The change to the Misuse of Drugs Act will ensure terminally ill people with less than 12 months to live will not be prosecuted for having illicit cannabis. Although it is not legal for them to use cannabis, they will not be criminalised for doing so.
Health Minister David Clark said the compassionate measure legalised what some people were already doing, and would ensure no prosecutions while the new prescribing framework was set up.
Much of the detail of how the new scheme will work is still unclear, but it aims to make medicinal cannabis more readily available for people with terminal illnesses or chronic pain.
An advisory committee will review the requirements for prescribing medicinal cannabis products, including the requirement for a doctor to apply to the Ministry of Health for approval to prescribe products containing THC.
The committee is also to give advice about how the prescribing process will work once the new medicinal cannabis scheme is running.
Dr Clark said, based on the Australian experience, it was likely to take up to 24 months before medicinal cannabis was manufactured and sold in New Zealand.
University of Otago researcher Geoff Noller has hailed proposed new legislation as a ''watershed moment in New Zealand cannabis policy''.
Dr Noller, who has a PhD on aspects of cannabis use, said the Bill was a move that ushered in the biggest change in New Zealand cannabis legislation in more than 50 years.
This was a courageous step by the new Government, but was also somewhat cautious and not ''foolhardy'', he said.
Cannabis reform was ''complex'', but it had long been hard to have a rational national conversation about the clear therapeutic benefits of medicinal cannabis, including in chronic pain management.
''We've now clearly moved into the realm where we can have a serious conversation about this.''.
Dr Noller said it was significant Dr Clark had made it clear he would be dealing with this matter himself, whereas cannabis-related matters had previously been left in the hands of former associate health minister Peter Dunne.
Dr Noller, who is an assistant research fellow in the Otago University department of general practice and rural health, said he strongly agreed with many of the comments made yesterday by Drug Foundation executive director Ross Bell, who said the legislation provided a ''solid framework'' to oversee the domestic cultivation and manufacture of medicinal cannabis products.
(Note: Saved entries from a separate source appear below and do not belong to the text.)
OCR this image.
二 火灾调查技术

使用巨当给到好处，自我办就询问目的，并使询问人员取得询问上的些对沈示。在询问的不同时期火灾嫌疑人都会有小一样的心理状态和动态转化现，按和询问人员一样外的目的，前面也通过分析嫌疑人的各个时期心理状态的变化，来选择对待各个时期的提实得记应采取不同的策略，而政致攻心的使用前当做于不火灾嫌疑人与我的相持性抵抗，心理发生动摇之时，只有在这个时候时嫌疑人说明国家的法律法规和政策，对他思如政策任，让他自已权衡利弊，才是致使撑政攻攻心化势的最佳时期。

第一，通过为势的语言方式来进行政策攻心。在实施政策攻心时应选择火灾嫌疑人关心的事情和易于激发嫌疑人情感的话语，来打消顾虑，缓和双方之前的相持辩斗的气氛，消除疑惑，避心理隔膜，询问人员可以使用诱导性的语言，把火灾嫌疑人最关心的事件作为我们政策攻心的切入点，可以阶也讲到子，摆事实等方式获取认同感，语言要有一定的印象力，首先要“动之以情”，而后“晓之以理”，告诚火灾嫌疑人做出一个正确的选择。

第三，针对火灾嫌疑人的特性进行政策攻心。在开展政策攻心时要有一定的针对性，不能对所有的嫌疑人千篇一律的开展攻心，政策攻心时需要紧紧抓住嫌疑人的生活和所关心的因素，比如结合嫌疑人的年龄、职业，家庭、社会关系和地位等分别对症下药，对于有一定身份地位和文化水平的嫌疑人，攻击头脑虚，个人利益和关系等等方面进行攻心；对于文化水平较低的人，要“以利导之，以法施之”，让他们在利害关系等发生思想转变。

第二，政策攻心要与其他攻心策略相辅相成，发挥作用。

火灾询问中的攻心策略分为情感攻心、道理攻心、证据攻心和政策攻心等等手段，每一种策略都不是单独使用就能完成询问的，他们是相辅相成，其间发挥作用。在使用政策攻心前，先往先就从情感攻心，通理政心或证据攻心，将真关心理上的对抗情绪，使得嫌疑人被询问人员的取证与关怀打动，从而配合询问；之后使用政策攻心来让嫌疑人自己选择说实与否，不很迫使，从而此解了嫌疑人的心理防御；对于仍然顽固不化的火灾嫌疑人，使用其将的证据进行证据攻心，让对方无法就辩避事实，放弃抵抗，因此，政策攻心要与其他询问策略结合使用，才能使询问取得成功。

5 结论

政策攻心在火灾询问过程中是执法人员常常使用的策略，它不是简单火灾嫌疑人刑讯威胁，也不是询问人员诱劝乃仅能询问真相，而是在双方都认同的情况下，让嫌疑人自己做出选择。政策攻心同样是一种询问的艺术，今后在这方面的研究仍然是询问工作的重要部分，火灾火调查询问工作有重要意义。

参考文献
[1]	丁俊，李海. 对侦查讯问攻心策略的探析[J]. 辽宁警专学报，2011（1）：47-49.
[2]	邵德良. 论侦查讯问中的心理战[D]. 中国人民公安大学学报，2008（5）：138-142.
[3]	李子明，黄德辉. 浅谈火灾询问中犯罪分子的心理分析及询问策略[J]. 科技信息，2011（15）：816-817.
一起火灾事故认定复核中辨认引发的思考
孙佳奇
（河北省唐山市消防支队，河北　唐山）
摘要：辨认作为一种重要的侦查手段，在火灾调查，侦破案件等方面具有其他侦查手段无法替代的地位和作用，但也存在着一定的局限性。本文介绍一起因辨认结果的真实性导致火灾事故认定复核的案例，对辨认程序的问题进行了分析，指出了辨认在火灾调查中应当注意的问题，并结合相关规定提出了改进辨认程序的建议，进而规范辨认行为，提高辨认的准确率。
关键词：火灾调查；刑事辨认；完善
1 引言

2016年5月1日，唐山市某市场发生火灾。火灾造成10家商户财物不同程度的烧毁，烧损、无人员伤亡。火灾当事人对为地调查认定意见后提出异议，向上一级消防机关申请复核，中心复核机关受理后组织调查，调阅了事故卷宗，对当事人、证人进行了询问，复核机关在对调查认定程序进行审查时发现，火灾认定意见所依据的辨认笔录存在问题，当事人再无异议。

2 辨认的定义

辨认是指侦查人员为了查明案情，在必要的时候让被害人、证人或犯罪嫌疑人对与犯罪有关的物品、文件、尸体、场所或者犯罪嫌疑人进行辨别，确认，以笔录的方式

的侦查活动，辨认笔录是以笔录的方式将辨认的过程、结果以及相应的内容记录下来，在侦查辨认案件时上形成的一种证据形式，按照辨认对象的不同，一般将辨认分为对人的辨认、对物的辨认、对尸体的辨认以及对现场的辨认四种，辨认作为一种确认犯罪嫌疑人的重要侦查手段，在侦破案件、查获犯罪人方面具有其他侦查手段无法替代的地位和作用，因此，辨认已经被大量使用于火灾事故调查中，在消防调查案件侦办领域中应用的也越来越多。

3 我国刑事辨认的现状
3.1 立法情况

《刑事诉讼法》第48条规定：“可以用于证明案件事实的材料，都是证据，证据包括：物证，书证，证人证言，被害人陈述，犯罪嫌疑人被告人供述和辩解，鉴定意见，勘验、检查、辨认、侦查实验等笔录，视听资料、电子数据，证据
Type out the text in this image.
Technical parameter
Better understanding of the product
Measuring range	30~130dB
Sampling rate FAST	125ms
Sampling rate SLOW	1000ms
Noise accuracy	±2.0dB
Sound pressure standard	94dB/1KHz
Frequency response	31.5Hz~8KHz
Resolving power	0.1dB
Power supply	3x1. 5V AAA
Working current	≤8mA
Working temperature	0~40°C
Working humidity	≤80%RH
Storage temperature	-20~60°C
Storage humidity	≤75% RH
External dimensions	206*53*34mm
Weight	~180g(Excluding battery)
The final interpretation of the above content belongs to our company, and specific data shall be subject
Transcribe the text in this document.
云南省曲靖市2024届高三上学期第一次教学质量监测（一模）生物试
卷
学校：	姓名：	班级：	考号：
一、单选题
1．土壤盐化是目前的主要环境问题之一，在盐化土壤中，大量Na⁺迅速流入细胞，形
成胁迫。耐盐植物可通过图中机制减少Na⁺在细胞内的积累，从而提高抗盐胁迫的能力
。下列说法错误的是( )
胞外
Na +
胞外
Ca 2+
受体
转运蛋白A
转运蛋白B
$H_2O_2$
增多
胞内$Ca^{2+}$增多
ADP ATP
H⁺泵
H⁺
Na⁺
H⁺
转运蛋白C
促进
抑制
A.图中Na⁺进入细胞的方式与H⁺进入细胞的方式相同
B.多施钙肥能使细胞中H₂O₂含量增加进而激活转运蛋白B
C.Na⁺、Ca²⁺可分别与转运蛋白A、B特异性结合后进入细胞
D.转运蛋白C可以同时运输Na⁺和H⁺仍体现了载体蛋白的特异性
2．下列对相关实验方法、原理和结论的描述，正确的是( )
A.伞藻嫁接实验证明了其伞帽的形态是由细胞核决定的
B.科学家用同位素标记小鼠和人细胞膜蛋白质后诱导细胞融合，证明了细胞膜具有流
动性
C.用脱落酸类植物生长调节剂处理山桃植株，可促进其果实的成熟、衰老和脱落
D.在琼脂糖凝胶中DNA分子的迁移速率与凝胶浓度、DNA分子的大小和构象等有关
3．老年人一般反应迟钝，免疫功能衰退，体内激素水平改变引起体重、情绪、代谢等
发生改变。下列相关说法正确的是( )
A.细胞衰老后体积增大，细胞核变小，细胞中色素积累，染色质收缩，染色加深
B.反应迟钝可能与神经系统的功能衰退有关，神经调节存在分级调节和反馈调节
But Mr Bell said the estimated two years to set up the scheme was far too long.
Dr Noller endorsed Mr Bell's call for medical cannabis patients to be represented on the advisory committee.
The Government had made a good start, but another issue that would soon need to be dealt with was the need to support people who were not terminally ill, but who experienced chronic disabling pain, which greatly reduced their quality of life.